DOE: Polaris Supercomputer Shares Pion Structure in Detail

A team from Argonne and Brookhaven National Laboratories has used the Polaris supercomputer to reveal the internal structure of the pion, a subatomic particle central to the strong nuclear force that binds protons and neutrons. Pions are closely connected to the fundamental force holding the nucleus of every atom together, and understanding their behavior is key to explaining how matter forms at its most basic level. The researchers employed Monte-Carlo simulations of lattice quantum chromodynamics, a technique originally proposed by Michael Creutz at Brookhaven Lab, to generate high-resolution 3D images of the pion’s internal quark arrangement. “Pions mediate the strong force that binds nucleons—that is, the protons and neutrons that account for an atom’s mass,” said Yong Zhao, an Argonne physicist and principal investigator on the project. By probing the pion’s internal structure, scientists aim to gain a deeper understanding of how quarks and gluons combine to create visible matter.

Polaris Supercomputer Reveals Pion’s 3D Structure

This work addresses a fundamental question in nuclear physics: how visible matter emerges from elementary particles like quarks and gluons. Scientists have long sought to understand quark distribution within composite particles, but experimental data for the lightest of these, the pion, is scarce, necessitating reliance on large-scale simulations. The simulations captured hundreds of snapshots of spacetime, represented on a lattice with millions of grid points, a feat only achievable with the parallel computing power of a machine like Polaris. These images reveal how the transverse size of the pion decreases as momentum increases, a pattern mirroring observations in protons, and demonstrate that the pion’s effective size is smaller than that of the proton at moderate momentum values. “Polaris allowed us to simulate how quarks move and correlate inside the pion, both along its direction of motion and across it,” Zhao said. The resulting data, detailing the pion generalized parton distribution (GPD), will provide valuable guidance for upcoming experiments at facilities like the Thomas Jefferson National Accelerator Facility and the future Electron-Ion Collider at Brookhaven.

The pursuit of understanding matter’s fundamental structure has led researchers to increasingly sophisticated computational methods, with recent work utilizing the Advanced Leadership Computing Facility (ALCF) at Argonne National Laboratory to map the internal architecture of the pion. These simulations offer a pathway to first-principles calculations, bypassing the limitations of direct experimental observation.

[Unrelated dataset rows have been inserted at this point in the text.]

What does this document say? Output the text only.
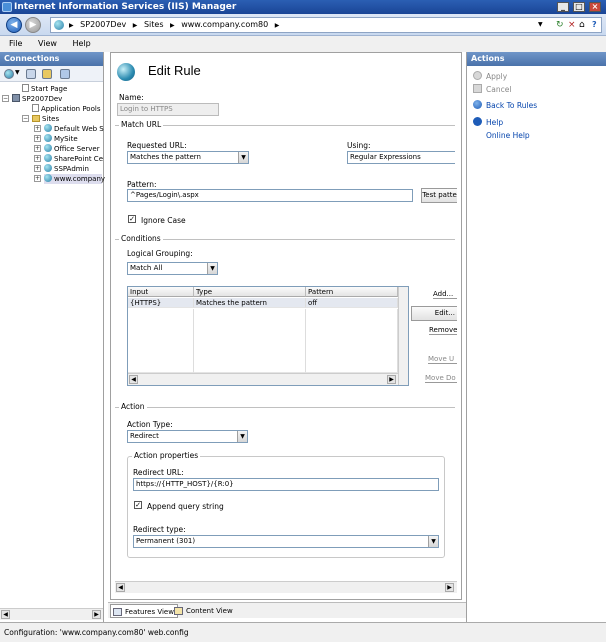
Internet Information Services (IIS) Manager	_	□	×
◀	▶	▶ SP2007Dev ▶ Sites ▶ www.company.com80 ▶	▼ ↻ × ⌂ ?
File View Help
Connections
▼
Start Page
− SP2007Dev
Application Pools
− Sites
+ Default Web S
+ MySite
+ Office Server
+ SharePoint Ce
+ SSPAdmin
+ www.company
◀	▶
Edit Rule
Name:
Login to HTTPS
Match URL
Requested URL:
Matches the pattern	▼
Using:
Regular Expressions
Pattern:
^Pages/Login\.aspx	Test patte
✓ Ignore Case
Conditions
Logical Grouping:
Match All	▼
Input	Type	Pattern
{HTTPS}	Matches the pattern	off
◀	▶
Add...
Edit...
Remove
Move U
Move Do
Action
Action Type:
Redirect	▼
Action properties
Redirect URL:
https://{HTTP_HOST}/{R:0}
✓ Append query string
Redirect type:
Permanent (301)	▼
◀	▶
Features View	Content View
Actions
Apply
Cancel
Back To Rules
Help
Online Help
Configuration: 'www.company.com80' web.config
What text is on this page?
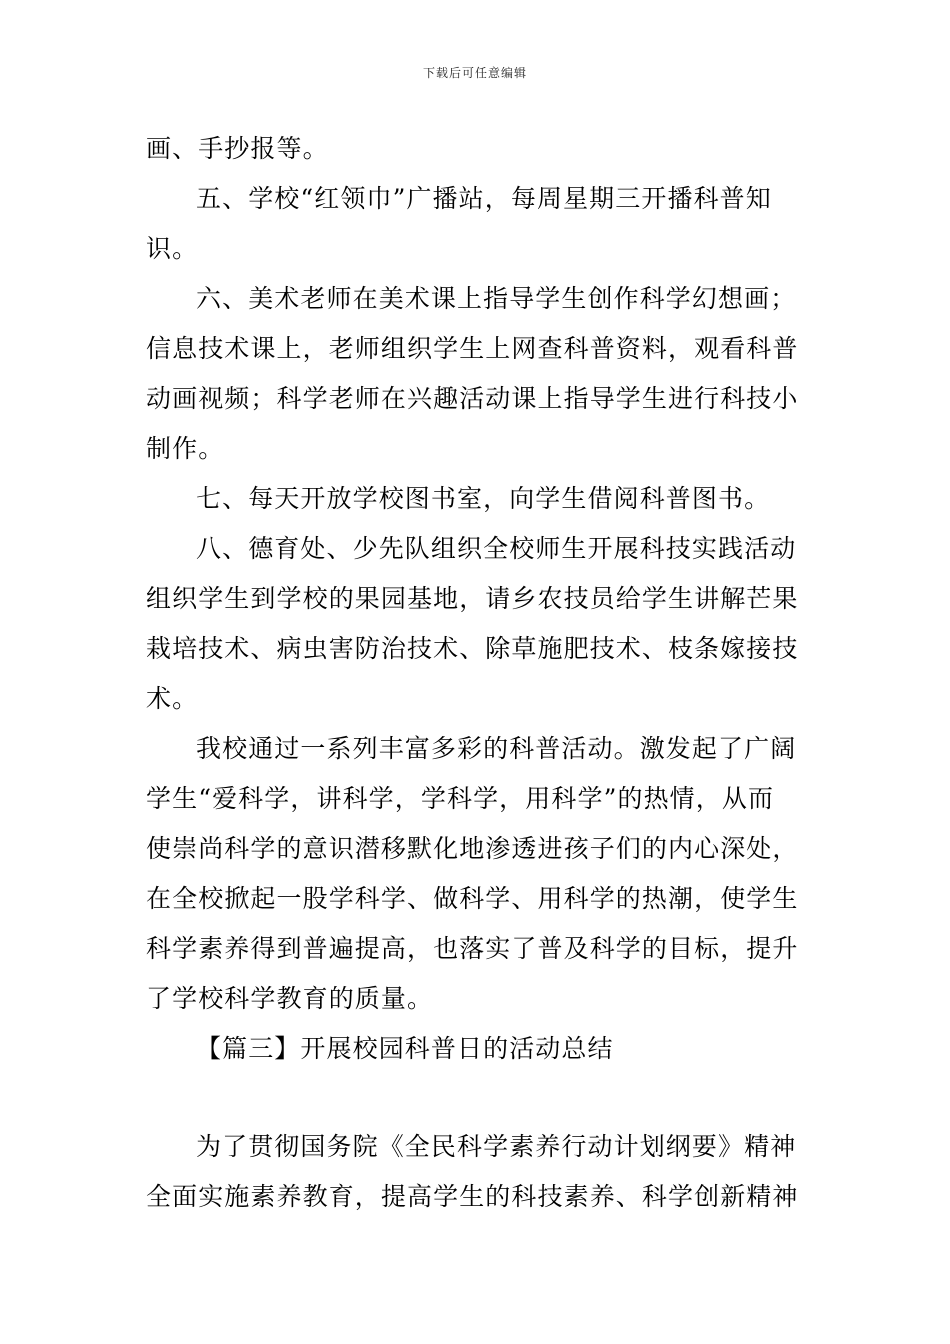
下载后可任意编辑
画、手抄报等。
五、学校“红领巾”广播站，每周星期三开播科普知
识。
六、美术老师在美术课上指导学生创作科学幻想画；
信息技术课上，老师组织学生上网查科普资料，观看科普
动画视频；科学老师在兴趣活动课上指导学生进行科技小
制作。
七、每天开放学校图书室，向学生借阅科普图书。
八、德育处、少先队组织全校师生开展科技实践活动
组织学生到学校的果园基地，请乡农技员给学生讲解芒果
栽培技术、病虫害防治技术、除草施肥技术、枝条嫁接技
术。
我校通过一系列丰富多彩的科普活动。激发起了广阔
学生“爱科学，讲科学，学科学，用科学”的热情，从而
使崇尚科学的意识潜移默化地渗透进孩子们的内心深处，
在全校掀起一股学科学、做科学、用科学的热潮，使学生
科学素养得到普遍提高，也落实了普及科学的目标，提升
了学校科学教育的质量。
【篇三】开展校园科普日的活动总结
为了贯彻国务院《全民科学素养行动计划纲要》精神
全面实施素养教育，提高学生的科技素养、科学创新精神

This computational approach allows scientists to probe the distribution of quarks within the pion, a challenge due to the limited availability of experimental data for this lightest of composite particles. The team’s work centers on determining the pion generalized parton distribution (GPD), a key to generating detailed 3D images of the particle’s internal architecture.

Pions mediate the strong force that binds nucleons – that is, the protons and neutrons that account for an atom’s mass,” said Yong Zhao, an Argonne physicist and principal investigator on the project.

Yong Zhao, an Argonne physicist and principal investigator on the project

Pion structure can be addressed at a profound level by quantifying its multidimensional structure,” Zhao said.

Our results reveal that the transverse size of the pion decreases as the momentum in the direction of the pion increases – a pattern also seen in the proton – and that the effective size of the pion is smaller than that of the proton at moderate parallel pion momentum values,” Zhao said.